How To Keep Your Child Motivated In ReadingAIS Admin
Recently we enjoyed our annual Book Week where the children took part in the extreme reading competition, shopped at the Book Fair, dressed up as their favourite book characters and took part in a range of activities that all promoted reading. Many parents contacted me and said what a wonderful experience it was and how much they loved getting involved as a family. If you would like to keep your child motivated in their reading progress and love of books please find some helpful tips below:
Listen to your child read
When your child brings their reading book home from school, have them read to you every day. If they are finding the reading hard have them read it again. Or read it to them, and then have them try to read it themselves. Studies show that this kind of repeated oral reading makes children better readers.

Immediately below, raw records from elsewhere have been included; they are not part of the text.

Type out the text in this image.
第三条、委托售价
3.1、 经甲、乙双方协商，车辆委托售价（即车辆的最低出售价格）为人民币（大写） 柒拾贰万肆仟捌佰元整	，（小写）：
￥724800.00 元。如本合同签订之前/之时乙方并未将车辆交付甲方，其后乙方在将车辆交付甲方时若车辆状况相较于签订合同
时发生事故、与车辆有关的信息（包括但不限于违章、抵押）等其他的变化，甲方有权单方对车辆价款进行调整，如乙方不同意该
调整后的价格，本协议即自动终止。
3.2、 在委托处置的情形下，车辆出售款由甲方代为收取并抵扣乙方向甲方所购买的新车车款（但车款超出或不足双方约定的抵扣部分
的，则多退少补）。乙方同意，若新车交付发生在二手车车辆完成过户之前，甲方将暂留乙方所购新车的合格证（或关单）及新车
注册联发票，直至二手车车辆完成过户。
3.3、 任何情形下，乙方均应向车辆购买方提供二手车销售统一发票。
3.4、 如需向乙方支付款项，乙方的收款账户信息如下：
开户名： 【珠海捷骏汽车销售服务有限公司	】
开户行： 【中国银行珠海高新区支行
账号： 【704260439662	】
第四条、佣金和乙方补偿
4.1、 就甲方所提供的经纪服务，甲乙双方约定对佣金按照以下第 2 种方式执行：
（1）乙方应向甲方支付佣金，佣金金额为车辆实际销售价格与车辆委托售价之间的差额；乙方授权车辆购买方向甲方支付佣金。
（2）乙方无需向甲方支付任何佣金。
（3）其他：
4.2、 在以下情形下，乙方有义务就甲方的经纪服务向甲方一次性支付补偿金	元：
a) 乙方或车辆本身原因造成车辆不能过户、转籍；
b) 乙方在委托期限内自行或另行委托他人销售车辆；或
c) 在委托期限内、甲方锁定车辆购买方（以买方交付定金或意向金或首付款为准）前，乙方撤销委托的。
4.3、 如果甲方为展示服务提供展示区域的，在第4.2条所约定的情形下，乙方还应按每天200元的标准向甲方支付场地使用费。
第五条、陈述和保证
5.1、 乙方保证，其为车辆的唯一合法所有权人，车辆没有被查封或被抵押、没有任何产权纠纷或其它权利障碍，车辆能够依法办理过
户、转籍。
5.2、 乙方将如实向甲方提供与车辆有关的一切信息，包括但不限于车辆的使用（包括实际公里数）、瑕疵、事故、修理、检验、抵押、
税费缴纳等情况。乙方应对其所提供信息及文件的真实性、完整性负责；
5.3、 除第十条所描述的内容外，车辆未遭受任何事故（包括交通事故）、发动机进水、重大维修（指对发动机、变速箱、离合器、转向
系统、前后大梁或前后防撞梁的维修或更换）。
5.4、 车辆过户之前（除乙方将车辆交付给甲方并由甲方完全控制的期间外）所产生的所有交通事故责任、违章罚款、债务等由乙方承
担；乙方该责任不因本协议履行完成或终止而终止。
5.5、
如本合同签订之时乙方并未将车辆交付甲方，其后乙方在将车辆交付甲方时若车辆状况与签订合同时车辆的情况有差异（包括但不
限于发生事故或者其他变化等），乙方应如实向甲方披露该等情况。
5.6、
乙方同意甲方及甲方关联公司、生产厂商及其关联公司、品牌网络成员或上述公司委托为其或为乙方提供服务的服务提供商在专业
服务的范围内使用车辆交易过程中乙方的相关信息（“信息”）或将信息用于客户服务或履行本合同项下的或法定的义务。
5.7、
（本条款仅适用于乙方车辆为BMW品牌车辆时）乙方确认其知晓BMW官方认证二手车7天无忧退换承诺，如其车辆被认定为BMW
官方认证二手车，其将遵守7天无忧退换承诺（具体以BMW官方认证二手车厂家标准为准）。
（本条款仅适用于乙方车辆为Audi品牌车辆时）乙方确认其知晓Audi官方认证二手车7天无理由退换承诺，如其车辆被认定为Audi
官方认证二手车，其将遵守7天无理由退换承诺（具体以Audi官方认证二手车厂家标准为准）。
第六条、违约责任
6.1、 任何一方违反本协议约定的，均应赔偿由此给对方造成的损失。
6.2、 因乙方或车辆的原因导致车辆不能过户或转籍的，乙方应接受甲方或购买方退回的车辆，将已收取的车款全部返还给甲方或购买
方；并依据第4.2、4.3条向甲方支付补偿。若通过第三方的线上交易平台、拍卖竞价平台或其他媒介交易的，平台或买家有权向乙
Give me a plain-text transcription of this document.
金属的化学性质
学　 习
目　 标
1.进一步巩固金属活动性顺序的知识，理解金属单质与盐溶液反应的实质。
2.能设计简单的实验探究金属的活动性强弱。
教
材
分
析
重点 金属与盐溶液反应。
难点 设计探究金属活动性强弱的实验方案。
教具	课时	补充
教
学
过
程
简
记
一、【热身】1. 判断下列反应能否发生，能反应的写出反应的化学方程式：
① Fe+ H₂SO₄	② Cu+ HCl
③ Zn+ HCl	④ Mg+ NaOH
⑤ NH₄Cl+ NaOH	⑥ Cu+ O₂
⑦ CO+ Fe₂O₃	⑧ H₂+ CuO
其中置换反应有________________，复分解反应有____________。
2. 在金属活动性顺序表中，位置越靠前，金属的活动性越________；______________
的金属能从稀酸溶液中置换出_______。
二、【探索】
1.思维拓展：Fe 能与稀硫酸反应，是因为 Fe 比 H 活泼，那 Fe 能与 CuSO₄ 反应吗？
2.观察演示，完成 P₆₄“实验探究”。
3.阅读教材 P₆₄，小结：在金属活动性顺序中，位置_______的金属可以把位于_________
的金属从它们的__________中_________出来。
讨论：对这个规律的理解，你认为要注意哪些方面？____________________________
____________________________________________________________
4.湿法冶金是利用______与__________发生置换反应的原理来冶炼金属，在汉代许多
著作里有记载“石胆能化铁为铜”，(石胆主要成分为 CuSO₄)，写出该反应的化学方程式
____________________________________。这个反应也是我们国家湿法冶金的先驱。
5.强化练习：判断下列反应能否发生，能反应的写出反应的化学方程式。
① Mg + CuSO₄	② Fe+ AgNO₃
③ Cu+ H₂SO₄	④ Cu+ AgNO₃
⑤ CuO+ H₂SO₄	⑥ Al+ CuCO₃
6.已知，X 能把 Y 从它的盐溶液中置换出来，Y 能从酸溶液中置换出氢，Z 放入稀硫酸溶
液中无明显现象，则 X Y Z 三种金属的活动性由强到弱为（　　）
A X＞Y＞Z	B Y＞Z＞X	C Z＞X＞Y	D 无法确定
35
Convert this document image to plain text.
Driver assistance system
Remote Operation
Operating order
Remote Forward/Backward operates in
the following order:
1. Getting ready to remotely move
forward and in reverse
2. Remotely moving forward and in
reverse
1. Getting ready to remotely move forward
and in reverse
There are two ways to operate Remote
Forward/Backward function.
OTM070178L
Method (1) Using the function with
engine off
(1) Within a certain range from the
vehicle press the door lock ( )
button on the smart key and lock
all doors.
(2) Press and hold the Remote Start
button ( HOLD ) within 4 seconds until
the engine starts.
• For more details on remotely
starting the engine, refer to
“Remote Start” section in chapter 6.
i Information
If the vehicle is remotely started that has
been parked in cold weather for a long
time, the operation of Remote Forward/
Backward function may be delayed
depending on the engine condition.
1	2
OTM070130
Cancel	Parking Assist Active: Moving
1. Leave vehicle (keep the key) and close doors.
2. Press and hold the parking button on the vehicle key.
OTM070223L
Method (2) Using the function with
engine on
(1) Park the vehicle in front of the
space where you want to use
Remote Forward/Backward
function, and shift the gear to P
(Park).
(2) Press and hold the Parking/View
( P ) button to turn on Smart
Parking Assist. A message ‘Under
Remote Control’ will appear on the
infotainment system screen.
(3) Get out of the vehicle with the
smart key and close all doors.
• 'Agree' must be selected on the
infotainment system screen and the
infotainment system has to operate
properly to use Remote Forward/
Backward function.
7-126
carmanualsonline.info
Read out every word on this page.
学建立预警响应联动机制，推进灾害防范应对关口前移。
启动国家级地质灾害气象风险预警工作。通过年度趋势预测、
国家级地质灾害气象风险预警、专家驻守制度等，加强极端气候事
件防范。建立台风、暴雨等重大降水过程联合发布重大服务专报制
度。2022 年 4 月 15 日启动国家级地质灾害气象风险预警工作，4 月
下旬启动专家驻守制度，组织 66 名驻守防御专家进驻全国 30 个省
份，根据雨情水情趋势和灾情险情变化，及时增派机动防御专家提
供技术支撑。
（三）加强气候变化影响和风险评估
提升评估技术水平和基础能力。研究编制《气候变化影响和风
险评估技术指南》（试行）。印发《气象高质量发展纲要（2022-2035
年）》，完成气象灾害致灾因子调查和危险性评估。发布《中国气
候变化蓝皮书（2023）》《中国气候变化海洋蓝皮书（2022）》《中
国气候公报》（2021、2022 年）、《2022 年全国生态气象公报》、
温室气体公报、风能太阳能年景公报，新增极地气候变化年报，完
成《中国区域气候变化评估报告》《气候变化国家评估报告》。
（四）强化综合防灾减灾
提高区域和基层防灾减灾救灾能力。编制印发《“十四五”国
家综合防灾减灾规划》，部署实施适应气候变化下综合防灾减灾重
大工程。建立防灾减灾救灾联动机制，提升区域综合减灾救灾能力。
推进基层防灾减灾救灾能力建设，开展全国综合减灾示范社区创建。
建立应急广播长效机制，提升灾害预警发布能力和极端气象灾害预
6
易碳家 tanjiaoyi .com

Read with and to your child
Reading to children exposes them to rich vocabulary and can have positive impacts on their language, intelligence, and later literacy achievement. What should you read to them? There are so many wonderful children’s books. Visit your local library or look online, and you can get an armful of adventure.
Have them tell you a “story”
One great way to introduce children to literacy is to take their dictation. Have them recount an experience or make up a story. A typical first story may be something like, “I like fish. I like my sister. I like grandpa.” Write it as it is being told, and then read it aloud. Point at the words when you read them, or point at them when your child is trying to read the story.
Practise phonics (letter names and their sounds)
At AIS we teach phonics, and parents can teach them, too. Follow the advice from your child’s class teach them on which sounds and words to focus on and make the time your child practices with you fun and rewarding. We recommend keeping the learning time short so that your child does not get too tired or frustrated.
Literacy involves reading and writing. Having books and magazines available for your child is a good idea, but it’s also helpful to have pencils, crayons, markers, and paper. Encourage your child to write.
When your child reads, ask them to retell the story or information. If it’s a story, ask who it was about and what happened. If it’s an informational text, have your child explain what it was about and how it worked, or what its parts were.
Make reading a regular activity in your home
Make reading a part of your daily life, and children will learn to love it. Set aside some time when everyone turns off the TV and the web and does nothing but read. The point is to make reading a regular enjoyable part of your family routine.